Another characteristic sign is the relation between students and their projects. In S. Korea, for example, the opinion that everything is buyable (that has been nourished quite well) and the children’s ignorance of their lessons leads many of them to turn Internet upside down as searching for a ready project to buy. In Greece, where for the first time the lesson “Research Project” was added on the school programs, I sensed for the first time such a strong need of “fleeing” among the students. I haven’t seen that great disdain for team work. And still, we all can tell collaboration is the basis for scientific progress.

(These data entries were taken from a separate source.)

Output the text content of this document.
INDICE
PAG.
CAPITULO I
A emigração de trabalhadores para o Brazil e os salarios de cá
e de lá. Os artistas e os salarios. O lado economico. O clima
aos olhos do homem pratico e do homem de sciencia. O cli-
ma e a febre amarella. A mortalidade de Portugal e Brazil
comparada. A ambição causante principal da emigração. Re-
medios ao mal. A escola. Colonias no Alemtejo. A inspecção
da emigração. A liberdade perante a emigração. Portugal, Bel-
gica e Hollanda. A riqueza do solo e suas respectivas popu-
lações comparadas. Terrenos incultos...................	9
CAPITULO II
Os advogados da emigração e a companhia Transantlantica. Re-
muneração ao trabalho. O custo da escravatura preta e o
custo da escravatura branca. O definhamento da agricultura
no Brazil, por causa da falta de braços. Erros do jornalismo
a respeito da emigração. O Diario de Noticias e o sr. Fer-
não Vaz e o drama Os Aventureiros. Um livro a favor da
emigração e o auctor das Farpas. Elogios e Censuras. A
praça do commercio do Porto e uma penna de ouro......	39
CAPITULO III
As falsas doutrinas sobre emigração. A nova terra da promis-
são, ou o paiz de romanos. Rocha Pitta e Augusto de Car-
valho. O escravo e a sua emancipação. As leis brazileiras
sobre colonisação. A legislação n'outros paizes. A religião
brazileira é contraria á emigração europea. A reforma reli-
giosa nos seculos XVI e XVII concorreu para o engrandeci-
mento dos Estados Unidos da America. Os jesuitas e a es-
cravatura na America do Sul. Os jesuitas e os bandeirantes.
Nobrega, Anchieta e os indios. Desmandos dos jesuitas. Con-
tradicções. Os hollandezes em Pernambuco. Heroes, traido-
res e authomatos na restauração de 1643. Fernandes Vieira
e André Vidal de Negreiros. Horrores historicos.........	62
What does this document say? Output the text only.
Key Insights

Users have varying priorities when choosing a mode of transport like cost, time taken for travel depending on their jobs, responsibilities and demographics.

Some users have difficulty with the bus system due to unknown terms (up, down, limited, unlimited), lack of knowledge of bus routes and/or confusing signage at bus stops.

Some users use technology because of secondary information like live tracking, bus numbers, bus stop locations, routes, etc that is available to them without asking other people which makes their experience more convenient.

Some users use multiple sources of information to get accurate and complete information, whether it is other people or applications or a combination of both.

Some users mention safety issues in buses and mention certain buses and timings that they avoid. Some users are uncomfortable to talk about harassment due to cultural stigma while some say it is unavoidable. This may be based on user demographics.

In my opinion things are simple: education has been put of her own scent! Schools are facing students used to the glamour and the laxness the life in modern society (and specifically, the media) is offering them. The professors are coming face to face with children that understand better than them the new scientific achievements (like computers or videogames) without caring about the science that created them. On the same time, the educative policy is not taking any care to modernize the “hated” subjects, a thing very simple if
new technology and laboratories make a dynamic enter in the school program. And of course, (something we have all said repeatedly) no encouragement is given to the students to work, which is perfectly suitable with our era. I hope (and wish) that more and more students and teachers will get the scent of this journal (or any other similar project) and will start to work with love with all these “awful things”. The time that only a few can discover their own way to enjoy science (or anything else) at school must come to an end. And with this hope, I am waiting until the next issue!